This repository contains example config files for soapy, allowing you to explore some of the functionality. You are encouraged to modify the files to see what happens!
Assuming you already have a python environment up and running, it is advised you get the latest version of soapy from github. Once you have cloned/downloaded the code, navigate to the soapy directory and run python setup.py install. After this you should have a new command line tool soapy that will run a simulation. Documentation is here.
It is recommended to run the files in graphical user interface (GUI) mode, so that you can easily see what is going on. This is done with the following command
soapy --gui config_file.yaml
replacing config_file with the name of the config file you wish to run. This should open a soapy GUI window which you can use to control the simulation.
When the GUI first opens, soapy will go through an initialisation process. When the text at the top left of the GUI reads "Initialisation Complete!", you can run the simulation.
The most important GUI controls are
- Run!, starts or restarts the simulation
- Stop, stops the simulation
- Make IMat, makes or loads an interaction matrix. This must be pressed before Run! if you have DMs in your simulation.
Each config file is listed below, with a brief description and instructions. It is recommended to go through in this order as each builds upon the previous.
Simple simulation of a single turbulent layer, including an 8x8 Shack-Hartmann wavefront sensor and two science cameras, imaging at
Click Run! in the GUI to start the simulation. You should see the turbulent phase translating across the telescope pupil in the WFS Phase and Residual Phase displays (top right of the GUI). Since we have no AO system yet, the residual phase will be identical to the WFS phase.
Below this you should see the Shack-Hartmann spots moving, and the two science cameras with quite different PSFs, due to their different wavelengths. You can switch between instantaneous PSFs and long exposure using the buttons above.
On the left of the GUI, a display of strehl ratio with each simulation iteration is shown for each science camera.
The only difference between this and the first example is the inclusion of multiple layers in the atmopshere. You can see this by comparing the Atmosphere sections of the files.
When you Run! this simulation, you will see a very similar picture however the phase seems more random, as you have multiple phase screens translating in different directions. This is a much more realistic model of atmospheric turbulence.
Here, we add a tip/tilt mirror into the simulation, see the DM section of the config file.
Since we now have a phase correcting element in our simulation, before running we must make an interaction matrix, which will be inverted by our reconstructor into a command matrix, that converts WFS slopes into commands for our DM. Click the Make IMat button to do this. Since there are only two DM actuators (tip and tilt), this will be very fast.
Clicking Run!, you will now see that the residual phase has the tip/tilt removed, and the shape of the tip/tilt mirror in the top left of the GUI. Our longer wavelength science PSF has been fairly well stabilised, greatly increasing our strehl ratio. For the shorter wavelength, we still have significant speckling, so we must add higher order correction!

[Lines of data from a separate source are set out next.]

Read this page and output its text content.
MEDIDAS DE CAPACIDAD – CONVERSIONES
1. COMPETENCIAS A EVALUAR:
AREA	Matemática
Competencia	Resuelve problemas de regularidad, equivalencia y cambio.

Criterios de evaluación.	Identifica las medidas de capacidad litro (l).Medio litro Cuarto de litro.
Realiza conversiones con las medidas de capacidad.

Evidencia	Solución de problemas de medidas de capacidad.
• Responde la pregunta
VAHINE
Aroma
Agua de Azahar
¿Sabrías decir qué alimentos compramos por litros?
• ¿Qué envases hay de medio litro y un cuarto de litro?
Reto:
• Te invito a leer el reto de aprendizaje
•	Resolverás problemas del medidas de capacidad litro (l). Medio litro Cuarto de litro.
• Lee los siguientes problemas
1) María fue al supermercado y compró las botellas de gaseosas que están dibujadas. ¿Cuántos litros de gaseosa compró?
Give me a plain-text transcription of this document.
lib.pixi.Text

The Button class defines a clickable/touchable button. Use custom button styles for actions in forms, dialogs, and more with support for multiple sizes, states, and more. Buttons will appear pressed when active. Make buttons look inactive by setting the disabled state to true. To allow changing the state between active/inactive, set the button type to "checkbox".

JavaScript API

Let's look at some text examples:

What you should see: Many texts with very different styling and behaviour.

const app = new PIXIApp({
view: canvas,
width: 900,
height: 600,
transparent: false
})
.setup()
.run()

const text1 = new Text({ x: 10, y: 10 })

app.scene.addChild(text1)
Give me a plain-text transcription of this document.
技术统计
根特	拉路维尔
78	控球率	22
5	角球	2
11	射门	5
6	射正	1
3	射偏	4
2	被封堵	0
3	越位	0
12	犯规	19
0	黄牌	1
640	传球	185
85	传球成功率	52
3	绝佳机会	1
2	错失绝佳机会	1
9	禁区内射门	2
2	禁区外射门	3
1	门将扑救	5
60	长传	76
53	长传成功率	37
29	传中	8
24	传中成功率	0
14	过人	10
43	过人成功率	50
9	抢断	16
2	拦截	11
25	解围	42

This example replaces the tip/tilt mirror of the previous example with an 9x9 piezo DM. We now have a fully working high(ish) order AO system.
Clicking Make IMat in this example, depending on the speed of your machine you may be able to see what is happening in the interaction matrix process. Each DM actuator is "poked", and the WFS spots move. This movement is recorded in the interaction matrix for each poke. You can press the Make IMat button again if you missed it. After the calibration process has completed, you can view the interaction matrix by using the ipython console in the bottom left of the GUI. Type in the following commands:
%pylab # for plotting
imshow(sim.recon.interaction_matrix)
Click Run!, and you should see a significant improvement from the previous config file. The DM is providing a much higher order correction as shown in the top right. Both science PSFs are now almost diffraction limited, and this is reflected in the strehl ratio. Congratulations!
This example adds two more science cameras at the same wavelengths, but 10 arcseconds away from the optical axis (see the Position field of each entry in the Science section of the config file). Crucially, our WFS is still observing on-axis, so these new science cameras will experience angular anisoplanatism as the turbulence is different along these different lines of sight.
Click Make IMat as before then Run!. We see that the shorter wavelength PSF is significantly degraded, with the longer wavelength less so.